Alors qu'elle regarde un épisode de Fat Albert and the Cosby Kids en sanglotant, une larme tombe sur la télécommande, provoquant un étrange phénomène : Fat Albert entend ses pleurs et la larme entre dans le cartoon. Il décide d'aller aider la jeune fille en traversant l'écran ; le reste de la bande suit, et les voilà en chair et en os dans le monde réel.
Fat Albert (Kenan Thompson) et ses copains se donnent pour mission de trouver des amis à Doris. Ils découvrent en même temps les années 2000, le hip-hop, la technologie, les nouvelles moeurs... et Fat Albert tombe amoureux de la jolie Lauri (Dania Ramirez)...
L'idée de base est plutôt bonne et la transposition des personnages animés en ados de chair et de sang s'avère, au moins au début, une agréable surprise. Mais le film ne décolle pas vraiment, et
se cantonne à une comédie de teenagers trop classique. Ce n'est n'est pas mauvais, et même parfois drôle, mais il y a quand même comme un goût d'inachevé.

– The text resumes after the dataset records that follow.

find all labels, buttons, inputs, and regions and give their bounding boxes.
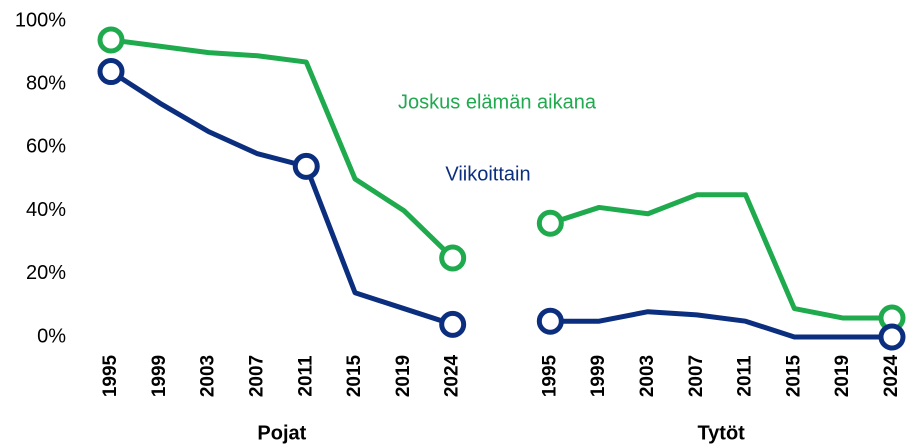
series-line bbox=[109, 69, 892, 340]
x-tick-label: 1999 bbox=[588, 355, 609, 397]
marker bbox=[292, 152, 320, 180]
y-tick-label: 20% bbox=[26, 262, 66, 284]
x-tick-label: 2007 bbox=[686, 355, 707, 397]
x-tick-label: 2011 bbox=[735, 355, 756, 397]
x-tick-label: 1995 bbox=[539, 354, 560, 397]
x-tick-label: 2019 bbox=[393, 355, 414, 397]
marker bbox=[536, 209, 564, 237]
marker bbox=[439, 310, 467, 338]
y-tick-label: 40% bbox=[26, 199, 66, 221]
x-tick-label: 2003 bbox=[637, 355, 658, 397]
series-label: Joskus elämän aikana bbox=[398, 91, 597, 113]
series-label: Viikoittain bbox=[445, 163, 530, 185]
x-tick-label: 2007 bbox=[246, 355, 267, 397]
x-tick-label: 2015 bbox=[783, 354, 804, 397]
x-tick-label: 1999 bbox=[149, 355, 170, 397]
group-label: Tytöt bbox=[697, 422, 745, 444]
marker bbox=[97, 26, 125, 54]
series-line bbox=[110, 37, 892, 321]
x-tick-label: 1995 bbox=[100, 354, 121, 397]
x-tick-label: 2019 bbox=[832, 355, 853, 397]
marker bbox=[97, 58, 125, 86]
y-tick-label: 0% bbox=[37, 325, 66, 347]
y-tick-label: 100% bbox=[15, 9, 66, 31]
x-tick-label: 2024 bbox=[881, 354, 902, 397]
x-tick-label: 2015 bbox=[344, 354, 365, 397]
y-tick-label: 60% bbox=[26, 136, 66, 158]
y-tick-label: 80% bbox=[26, 72, 66, 94]
x-tick-label: 2024 bbox=[442, 354, 463, 397]
marker bbox=[878, 323, 906, 351]
marker bbox=[439, 244, 467, 272]
marker bbox=[536, 307, 564, 335]
x-tick-label: 2011 bbox=[295, 355, 316, 397]
group-label: Pojat bbox=[257, 422, 306, 444]
x-tick-label: 2003 bbox=[198, 355, 219, 397]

Pourtant Fat Albert était calibré pour être un gros succès auprès du public, jeune en particulier. L'équipe technique réunissait des professionnels reconnus comme Robert Gibbs qui signe la BO (il compose d'ailleurs pas mal de gros succès du début des années 2000 (tels que Dr. Dolittle, Big Momma's House, I Spy, Like Mike, My Baby's Daddy, Barbershop 2: Back in Business, The Honeymooners), la costumière Francine Jamison-Tanchuck (La couleur pourpre, Glory, White Men Can't Jump, Boomerang, Sister Act 2, A Low Down Dirty Shame, Big momma's House, Kingdom Come...), les cascadeurs Henry Kingi Jr. et Kelsee King-Devoreauxn et une grosse équipe de spécialistes de l'animation. Bill Cosby apparaissait dans le film et donnait ainsi sa caution à cette adaptation. Les producteurs n'ont donc pas lésiner sur les moyens, mais au final le film est techniquement -plutôt- réussi, mais sans âme.
Les acteurs sont des débutants sans grande envergure : Kenan Thompson (Barbershop 2, Snakes on a Plane et fréquemment présent dans le Saturday Night Live), Jermaine Williams (Bulworth, The Great Debaters,...), Dania Ramirez (25th Hour, She Hate Me,...), Alphonso McAuley (Glory Road, Pride) et Keith Robinson (Dreamgirls, This Christmas,...). Excepté Earl Billings, rescapé de la blaxploitation avec : JD's Revenge, Roots 2 et Bustin' Loose.

mercredi 23 novembre 2011

Kingdom Come

Bizarement retitré We are family pour la sortie française, ce film est une comédie sociale et familiale de qualité...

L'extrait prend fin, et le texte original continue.